David Rhys Jones

David Rhys Jones Cross by David Rhys Jones somerset House by by David Rhys Jones
keystones by by David Rhys Jones
spitalsfield sculpture by David Rhys Jones

David Rhys Jones sees himself as a detached observer of the modern metropolis. He makes work in a range of media, but is best known for his ceramic sculptures transfer printed with evocative photographic images taken during journeys through particular landscapes. They may include architectural details, anonymous figures or graphic material like signage and house numbers, and they all convey a strong sense of place and historic atmosphere.


What attracted you to ceramics?

About 15 years ago I made some animal-shaped egg cups which I showed to a friend who in turn showed them to a buyer at Liberty. She said that if I had them made she would be able to sell them so I did some research and realised that I need to learn more about the whole process and about clay. I started doing evening classes at Pimlico Pottery and that was when I just got hooked on ceramics. I’m not obsessed by clay as a material in the way some ‘earthy’ potters are but I love it for its possibilities and the fact that it’s such a versatile medium. Around 80% of my work is now ceramic but I also use a range of different materials – metals, plastic, wood, paper and textiles. I use whatever is most appropriate for the work and sometimes combine materials.

What inspires your work?

I am attracted to architecture and history and like the idea of recording the past. Layers of history interest me and I like the idea that you can ‘read’ a building and see what’s happened to it over the years. For example, the ground floor of a building can be a curry house with a plastic frontage, but if you look up you might see a blue plaque recording the building’s 18th-century history. I do quite a lot of research into an area and like referencing its history in the work, so for my Spitalfields series I printed the images onto silk in an echo of the area’s history as a silk-weaving centre.

Your work is inspired by a series of journeys around quite specific locations such as Spitalfields or Bloomsbury, what attracts you to these areas?

I am drawn to a particular area because of its atmosphere or psycho-geography - I mean the continuing presence of something that’s happened there in the past. For example, for my Bloomsbury Journey, I did a journey in Sussex along the path that Duncan Grant and Vanessa Bell walked along every day while they were decorating the Berwick Church and I loved the feeling that people had been walking along that same path for hundreds of years.

There are two separate sides to your work, the images and the forms they are applied to. Which comes first?

When I was doing my ceramics diploma, my work was much concerned with surface patterning – I was working with plate and vase shapes - but when I started my MA (at Central St Martin’s) I was encouraged to think more about form and my work became more sculptural.
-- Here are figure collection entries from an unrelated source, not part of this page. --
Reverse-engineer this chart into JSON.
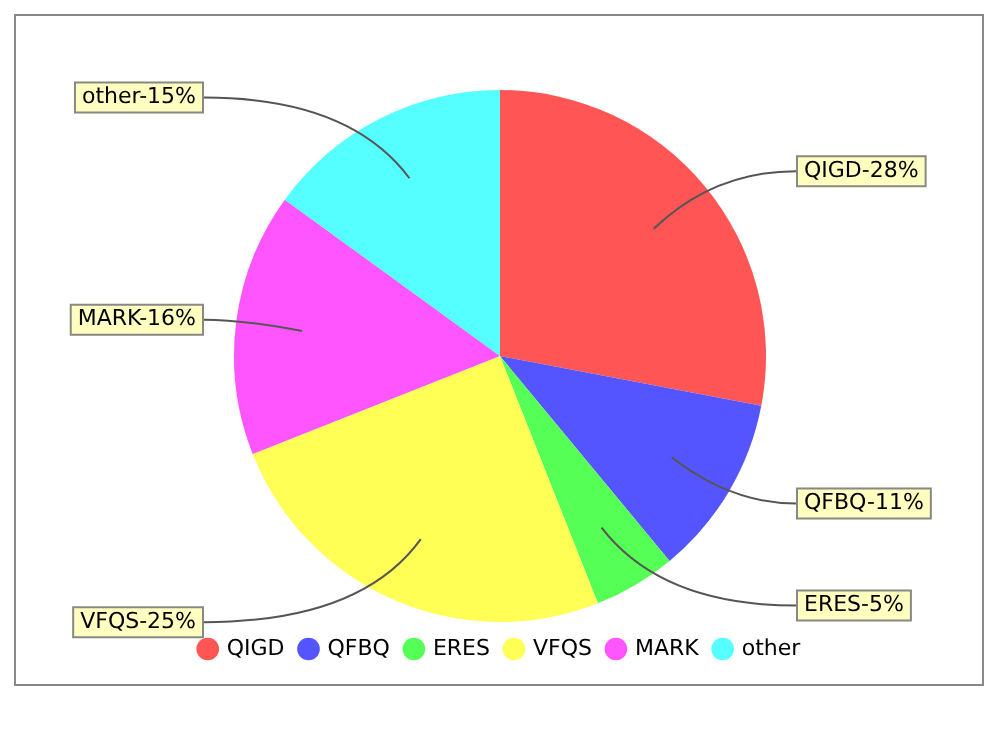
{
  "chart_data": {
    "type": "pie",
    "categories": [
      "QIGD",
      "QFBQ",
      "ERES",
      "VFQS",
      "MARK",
      "other"
    ],
    "values": [
      28,
      11,
      5,
      25,
      16,
      15
    ],
    "colors": [
      "#ff5555",
      "#5555ff",
      "#55ff55",
      "#ffff55",
      "#ff55ff",
      "#55ffff"
    ],
    "value_labels": [
      "QIGD-28%",
      "QFBQ-11%",
      "ERES-5%",
      "VFQS-25%",
      "MARK-16%",
      "other-15%"
    ],
    "legend": "bottom"
  }
}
Now the image and ceramic form are both equally important.

My work is journey-based and on these journeys I take a series of photographs which I then edit to see which one means the most to me, at the same time I work out which form is most appropriate to the image. Sometimes the form comes first and I have to go back to find a suitable image for a certain shape. When I did my commission for St Mary-at-Lambeth which is now the Garden Museum, I chose a seedpod form to reference the gardens theme and then applied the images.

How do you apply the images to the forms?
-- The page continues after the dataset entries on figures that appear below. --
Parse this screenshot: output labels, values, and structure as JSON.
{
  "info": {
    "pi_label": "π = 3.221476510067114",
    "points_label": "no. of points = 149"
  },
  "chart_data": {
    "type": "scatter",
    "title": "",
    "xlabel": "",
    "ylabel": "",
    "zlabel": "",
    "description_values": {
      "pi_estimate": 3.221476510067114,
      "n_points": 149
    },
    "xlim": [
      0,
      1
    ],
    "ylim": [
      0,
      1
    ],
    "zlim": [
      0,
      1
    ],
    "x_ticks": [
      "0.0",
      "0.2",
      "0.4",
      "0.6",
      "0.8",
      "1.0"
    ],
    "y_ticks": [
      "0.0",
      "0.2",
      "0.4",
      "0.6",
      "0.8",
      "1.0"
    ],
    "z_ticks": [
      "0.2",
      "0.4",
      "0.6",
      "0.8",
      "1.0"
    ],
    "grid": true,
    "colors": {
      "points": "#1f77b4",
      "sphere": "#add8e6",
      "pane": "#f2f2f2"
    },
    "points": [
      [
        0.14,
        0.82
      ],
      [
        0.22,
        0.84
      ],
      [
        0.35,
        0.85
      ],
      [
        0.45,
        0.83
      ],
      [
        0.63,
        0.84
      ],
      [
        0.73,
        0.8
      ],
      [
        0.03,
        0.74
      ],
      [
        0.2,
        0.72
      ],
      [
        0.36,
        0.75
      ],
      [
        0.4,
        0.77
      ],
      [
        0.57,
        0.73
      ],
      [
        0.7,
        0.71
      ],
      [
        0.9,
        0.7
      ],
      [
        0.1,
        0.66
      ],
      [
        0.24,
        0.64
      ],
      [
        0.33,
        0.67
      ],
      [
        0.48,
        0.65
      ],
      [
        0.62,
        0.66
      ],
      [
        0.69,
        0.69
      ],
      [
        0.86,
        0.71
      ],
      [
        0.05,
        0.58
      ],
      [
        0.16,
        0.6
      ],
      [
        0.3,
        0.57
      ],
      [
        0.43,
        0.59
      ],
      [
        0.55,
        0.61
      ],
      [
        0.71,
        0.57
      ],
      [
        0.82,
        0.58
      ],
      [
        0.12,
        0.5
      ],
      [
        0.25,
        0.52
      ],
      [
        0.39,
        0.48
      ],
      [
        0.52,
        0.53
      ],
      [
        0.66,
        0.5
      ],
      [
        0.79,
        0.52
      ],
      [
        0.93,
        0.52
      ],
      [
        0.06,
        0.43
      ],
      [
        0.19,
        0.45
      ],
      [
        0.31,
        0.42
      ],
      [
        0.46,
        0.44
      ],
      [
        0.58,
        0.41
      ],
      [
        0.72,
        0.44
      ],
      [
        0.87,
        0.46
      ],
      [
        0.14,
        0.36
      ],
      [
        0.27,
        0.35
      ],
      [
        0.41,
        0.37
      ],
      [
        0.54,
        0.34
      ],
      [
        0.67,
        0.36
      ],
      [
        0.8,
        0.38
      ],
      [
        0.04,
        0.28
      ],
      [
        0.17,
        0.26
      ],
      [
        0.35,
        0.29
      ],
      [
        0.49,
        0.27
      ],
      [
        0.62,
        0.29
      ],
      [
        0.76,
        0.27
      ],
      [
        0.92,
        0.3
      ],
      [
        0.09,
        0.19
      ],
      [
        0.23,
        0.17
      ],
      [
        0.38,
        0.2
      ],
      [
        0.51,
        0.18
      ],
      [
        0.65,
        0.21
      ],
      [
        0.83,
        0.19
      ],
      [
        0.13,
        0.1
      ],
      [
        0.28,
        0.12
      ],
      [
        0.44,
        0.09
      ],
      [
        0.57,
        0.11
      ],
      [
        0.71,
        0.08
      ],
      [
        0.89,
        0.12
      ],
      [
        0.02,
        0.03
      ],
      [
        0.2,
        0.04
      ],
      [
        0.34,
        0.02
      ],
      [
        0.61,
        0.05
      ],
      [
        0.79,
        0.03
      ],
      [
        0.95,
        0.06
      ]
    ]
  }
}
I use a relatively new technology which involves printing finely milled ceramic pigments on to waterslide decal paper using a converted laser photocopier. You end up with a very thin layer of tissue which you can apply to the unfired ceramic form and then when you fire it, the pigments sink into the glaze and become part of it. The end result’s like a piece of two-hundred year old blue and white china as the colours will never fade because they are printed using ceramic pigments and not inks. It also means the images are photographic quality. Previously this type of effect could only have been achieved by using at least six different silk screens which is both time-consuming and expensive – this is much quicker and more cost effective.
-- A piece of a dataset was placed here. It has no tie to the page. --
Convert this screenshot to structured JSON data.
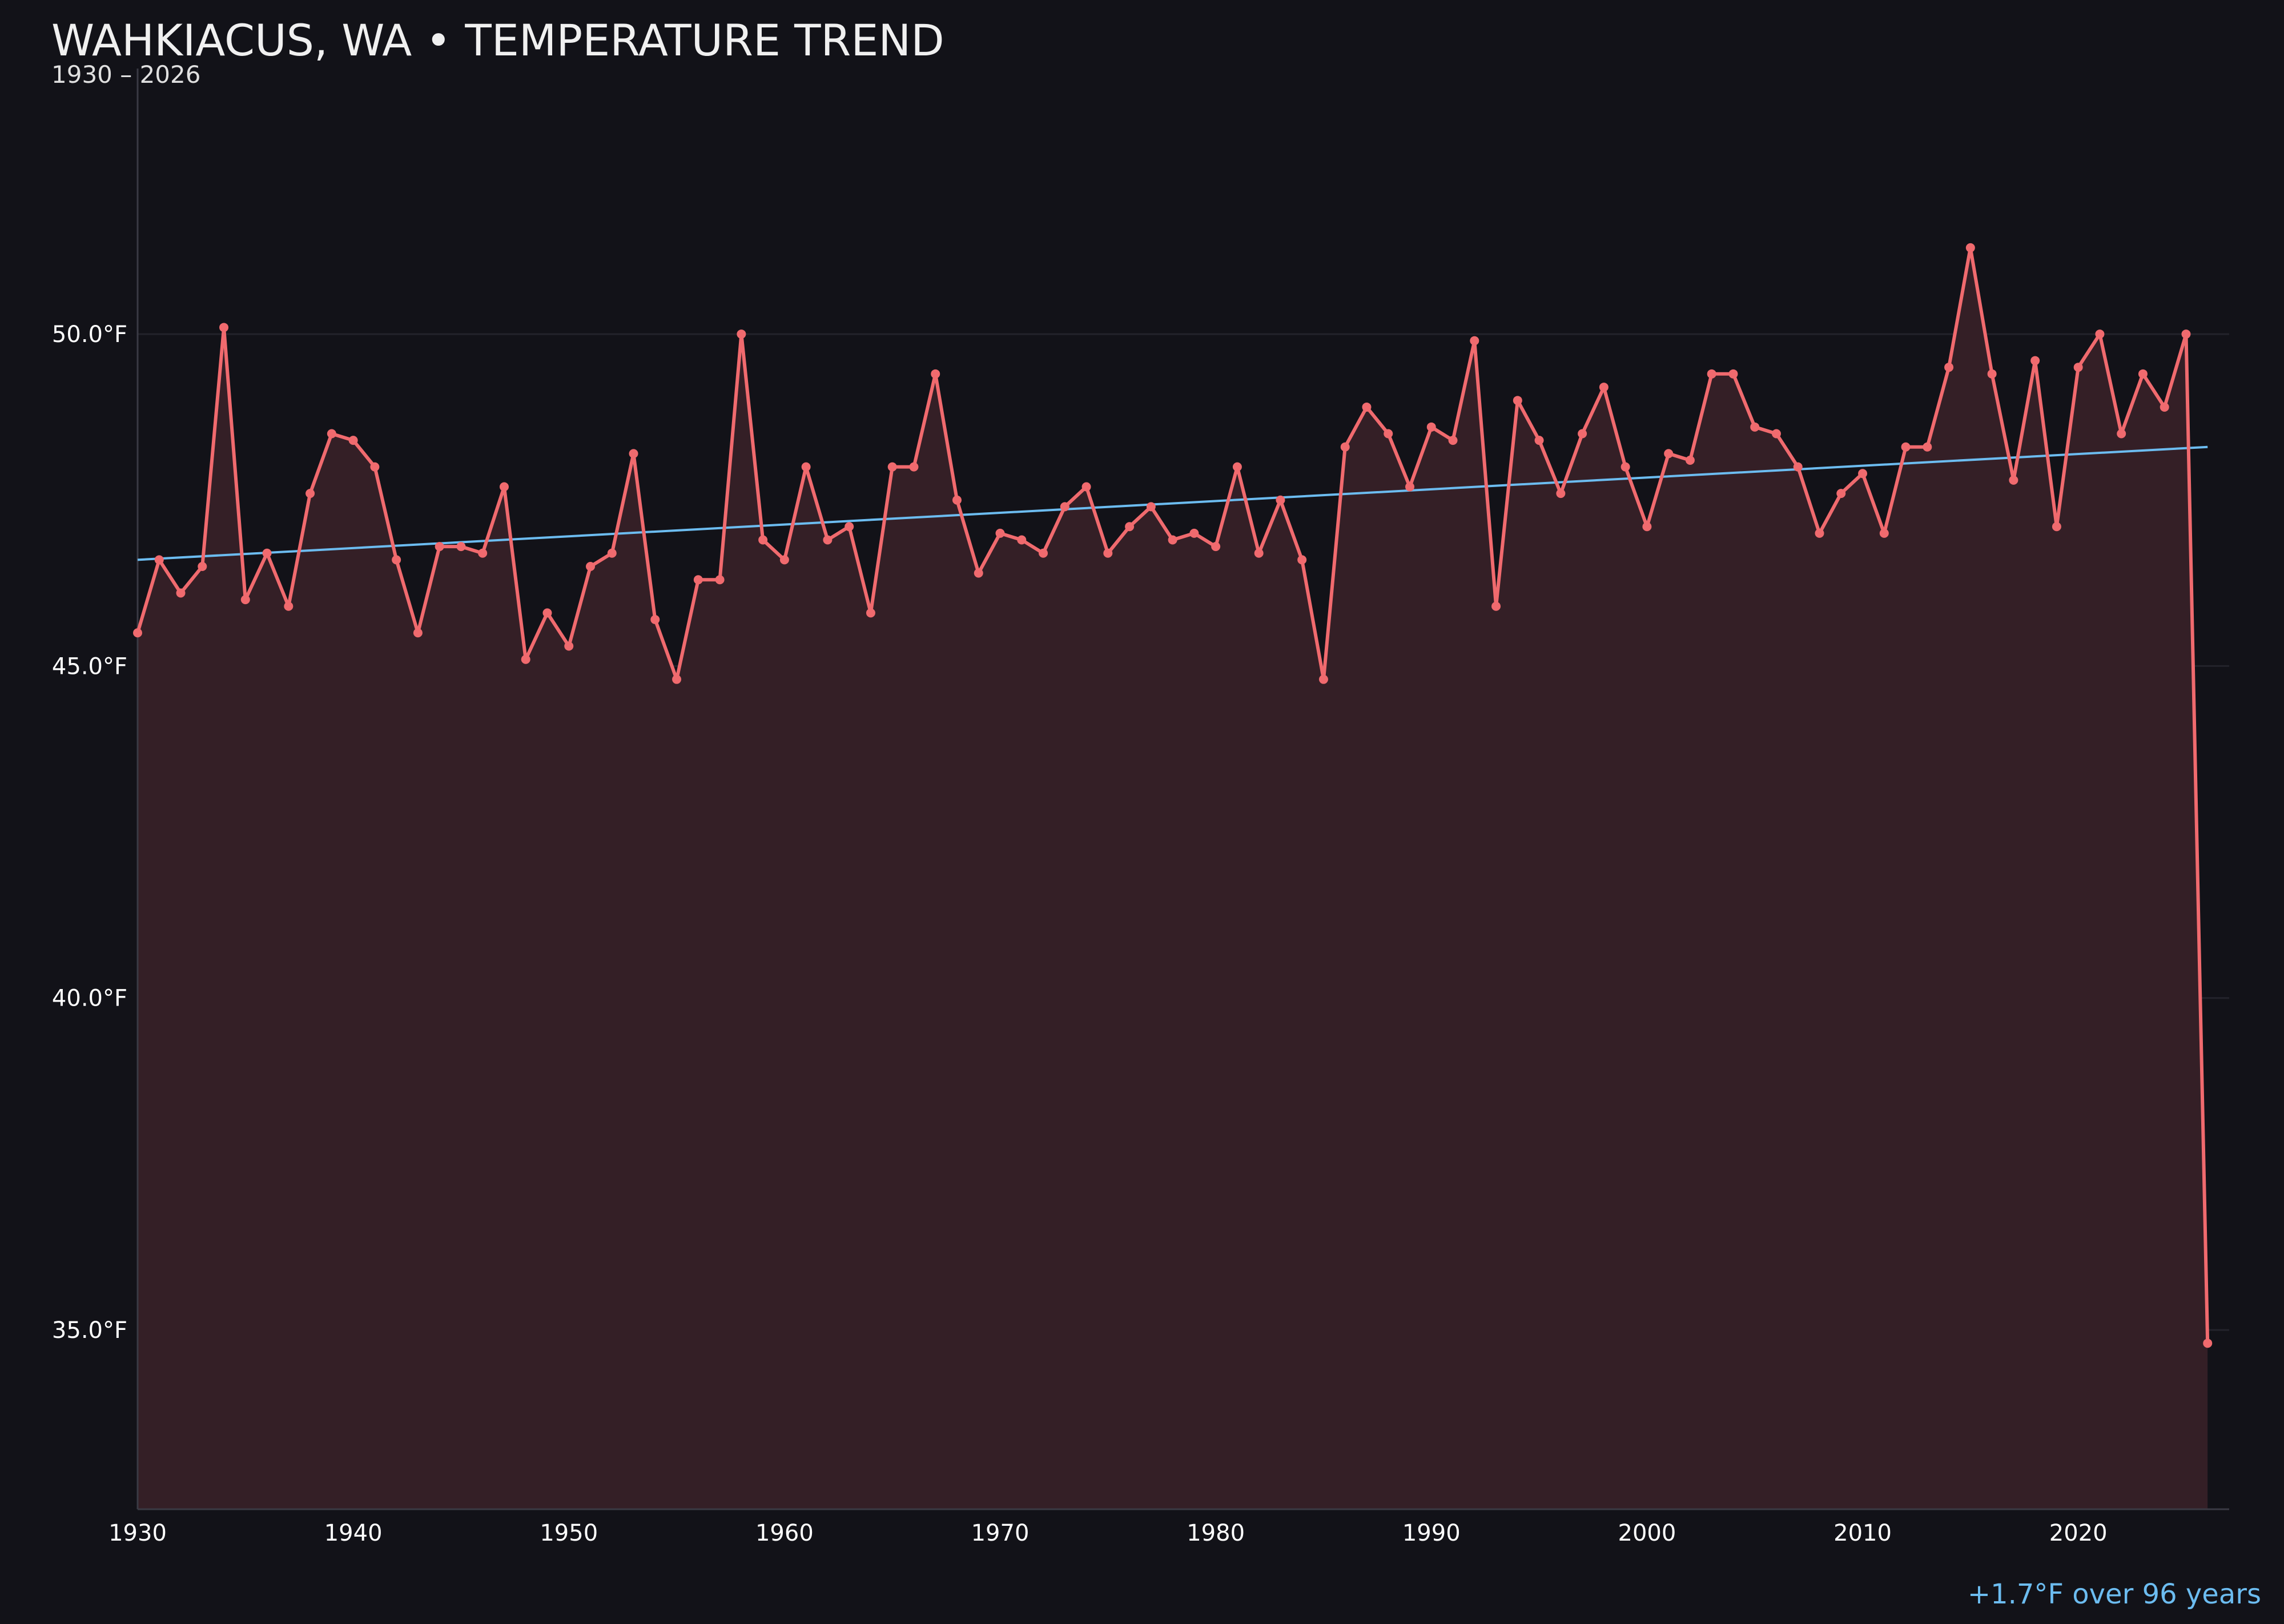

Have you ever considered leaving you photographs as flat images?

I do make things which are just flat photographs, for example, sometimes I print on to silk, but I never take photographs just to frame them. I always want to do something else with them like applying them to metal or ceramic or using them in artists’ books. I like the process of taking a 2-dimensional picture of a 3D object and then turning into back into a 3-dimensional object – I think it makes you look at the original photograph in a different way.

How interested are you in doing commissioned work?

I am interested in commissions as you always learn something in the process. There’s always some form of compromise with a commission as you have to take so many different considerations like health and safety into account, but my MA was in design and design is all about problem solving so I feel comfortable with that process. I also enjoy the challenge of a commission and, as long as I have enough time to do some self-directed work, am very happy working to commission.

Some of your recent commissions have required you to scale up your work considerably; how easy has this process been?

It’s quite interesting to see what happens to the work when you scale it up. For the public art sculpture for Bishop’s Square Spitalfields I had to make forms which were 3 metres long when I had been more used to making work 20 cm long. The images become a bit more abstract when scaled up and I like the way they seem a bit mysterious and difficult to read – I wanted people to be curious about them. I also covered one side of the piece with polished stainless steel so it would reflect the image of a street on the facing piece - when people walk between the two pieces they get reflected with the street scene and become part of the sculpture.